Sadece konuşulup, genellikle az iş yapılan bir şehirde yaşıyoruz ne yazık ki...
Dünkü, "Kadınlar Günü" etkinliğinden sonra, şahit olduğum konuşmalar bir kez daha çok çarpıcı şekilde hatırlattı bana bunu...
Gazeteci, belediyeci, parti yöneticisi bir grupla lafladık biraz...
Ne yazık ki hep geçmişte yaşıyor şehrimiz...
Oysa; artık bugüne, yarına odaklanmamız gerek...
Falan başkan, filanca başkan söylemlerini bırakıp günümüze gelmek gerek şimdi...
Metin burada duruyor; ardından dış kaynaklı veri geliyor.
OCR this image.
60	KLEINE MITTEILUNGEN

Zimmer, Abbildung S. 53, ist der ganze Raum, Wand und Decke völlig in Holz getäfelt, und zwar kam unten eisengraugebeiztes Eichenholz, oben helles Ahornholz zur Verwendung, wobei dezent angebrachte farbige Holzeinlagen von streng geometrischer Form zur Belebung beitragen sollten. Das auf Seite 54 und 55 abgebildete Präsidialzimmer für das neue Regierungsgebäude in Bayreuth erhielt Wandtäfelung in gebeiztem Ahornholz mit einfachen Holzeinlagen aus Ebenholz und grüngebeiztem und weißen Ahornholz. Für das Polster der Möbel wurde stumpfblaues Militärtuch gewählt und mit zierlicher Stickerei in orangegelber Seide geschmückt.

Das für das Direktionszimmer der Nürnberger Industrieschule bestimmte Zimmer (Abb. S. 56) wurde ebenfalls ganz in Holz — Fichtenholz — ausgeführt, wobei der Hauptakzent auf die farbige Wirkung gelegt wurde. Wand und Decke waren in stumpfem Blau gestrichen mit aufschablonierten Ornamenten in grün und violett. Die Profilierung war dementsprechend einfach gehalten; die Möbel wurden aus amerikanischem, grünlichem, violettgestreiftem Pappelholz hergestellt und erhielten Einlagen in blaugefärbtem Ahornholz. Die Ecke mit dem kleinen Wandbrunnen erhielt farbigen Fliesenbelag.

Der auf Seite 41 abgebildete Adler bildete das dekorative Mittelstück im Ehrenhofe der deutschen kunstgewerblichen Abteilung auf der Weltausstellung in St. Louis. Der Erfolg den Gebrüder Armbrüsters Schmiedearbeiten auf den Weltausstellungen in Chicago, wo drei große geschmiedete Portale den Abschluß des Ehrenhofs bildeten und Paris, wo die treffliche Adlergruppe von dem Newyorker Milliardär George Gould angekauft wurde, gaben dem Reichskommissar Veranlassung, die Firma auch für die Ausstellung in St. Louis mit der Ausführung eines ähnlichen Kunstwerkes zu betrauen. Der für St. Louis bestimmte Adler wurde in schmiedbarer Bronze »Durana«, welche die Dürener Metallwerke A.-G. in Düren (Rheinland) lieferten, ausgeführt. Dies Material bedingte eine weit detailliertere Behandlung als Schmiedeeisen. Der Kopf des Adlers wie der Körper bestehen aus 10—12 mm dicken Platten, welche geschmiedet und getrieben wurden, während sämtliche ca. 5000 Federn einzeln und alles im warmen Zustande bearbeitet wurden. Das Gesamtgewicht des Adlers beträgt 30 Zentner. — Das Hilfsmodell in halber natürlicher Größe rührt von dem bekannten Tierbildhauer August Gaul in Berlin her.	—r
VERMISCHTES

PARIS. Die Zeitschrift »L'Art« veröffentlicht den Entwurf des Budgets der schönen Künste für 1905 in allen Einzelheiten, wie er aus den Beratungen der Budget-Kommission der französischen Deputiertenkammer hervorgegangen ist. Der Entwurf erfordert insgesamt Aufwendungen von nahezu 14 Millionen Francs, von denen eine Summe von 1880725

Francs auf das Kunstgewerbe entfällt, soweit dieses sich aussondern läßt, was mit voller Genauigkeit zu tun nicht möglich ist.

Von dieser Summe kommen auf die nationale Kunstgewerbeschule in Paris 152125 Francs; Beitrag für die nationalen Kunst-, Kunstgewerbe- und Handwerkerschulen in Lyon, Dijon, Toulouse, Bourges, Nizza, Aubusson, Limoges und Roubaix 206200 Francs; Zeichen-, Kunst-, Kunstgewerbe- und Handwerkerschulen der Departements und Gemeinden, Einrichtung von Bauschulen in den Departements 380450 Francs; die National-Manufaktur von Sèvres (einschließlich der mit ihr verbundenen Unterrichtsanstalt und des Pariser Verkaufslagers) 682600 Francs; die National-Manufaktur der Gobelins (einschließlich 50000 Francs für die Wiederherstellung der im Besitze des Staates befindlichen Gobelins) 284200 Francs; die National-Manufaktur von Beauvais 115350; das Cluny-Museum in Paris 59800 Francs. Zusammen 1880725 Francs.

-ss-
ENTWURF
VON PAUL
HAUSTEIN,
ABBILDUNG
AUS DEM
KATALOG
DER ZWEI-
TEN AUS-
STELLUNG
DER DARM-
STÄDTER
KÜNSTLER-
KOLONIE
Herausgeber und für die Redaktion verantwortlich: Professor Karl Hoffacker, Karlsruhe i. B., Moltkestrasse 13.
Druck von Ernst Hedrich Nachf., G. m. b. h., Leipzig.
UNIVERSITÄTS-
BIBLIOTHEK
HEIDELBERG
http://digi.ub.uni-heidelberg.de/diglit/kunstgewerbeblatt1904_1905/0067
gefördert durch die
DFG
Ben şunu söylemiştim, bunu önermiştim dönemi geride kaldı artık...
Ahmet Akın, artık "sıfırdan ve özgün" projeler ortaya koyup, hayata geçirmeye başlamalı artık...
Bir müddet sonra herşey unutulur gider; iş, yapılıp yapılmayana kalır.
Geçenlerde vatandaşla Ahmet Akın'ın iş ve icraatları hakkında röportajlar yapıldı.
Ahmet Akın'ı beğendiğini söyleyenler, hangi projeler deyince cevap veremediler ne yazık ki...
Yapılan, çoğu iş de, "belediyede devamlılık esastır." prensibi gereği önceki dönemden kalıp devam eden işler, On On Kafe gibi...
Şu anda "Halk Lokantası" gibi o da parti'nin bir çok belediyede uyguladığı proje var yeni gibi algılanan...
Ahmet Akın'ın bir an önce, artık Balıkesir'i bilen üst yönetim kadrosuna son şekli verip hızla "sıfırdan ve özgün" projelere başlaması gerek...
Eskişehir örneği ortada...
Ahmet Akın'a hala büyük bir destek de var.
Akın'ın " Balıkesir'in Büyükerşen'i" olmaması için hiçbir sebep yok.
Ancak; iyi, çalışkan, üretken ve Balıkesir'i bilen bir kadro şart.
Eskişehir gibi iyi örneklerden bir an önce faydalanmak gerek...
Akın'ın bu noktada açık, şeffaf şekilde büyük projeler de ortaya koyması gerek...
Şehri, sadece birkaç cılız kültür sanat etkinliği kesmez.
Bu şehrin, Eskişehir olması için Müzeler, fuar merkezi, parklar, yeni ulaşım ve trafik çözümleri, altyapı yatırımları vb. gibi büyük işlere de ihtiyacı var.
Şehircilik çözümleri biraz sancılı olur.
"Herkesi memnun etmeye çalışan, hiç kimseyi memnun edemez."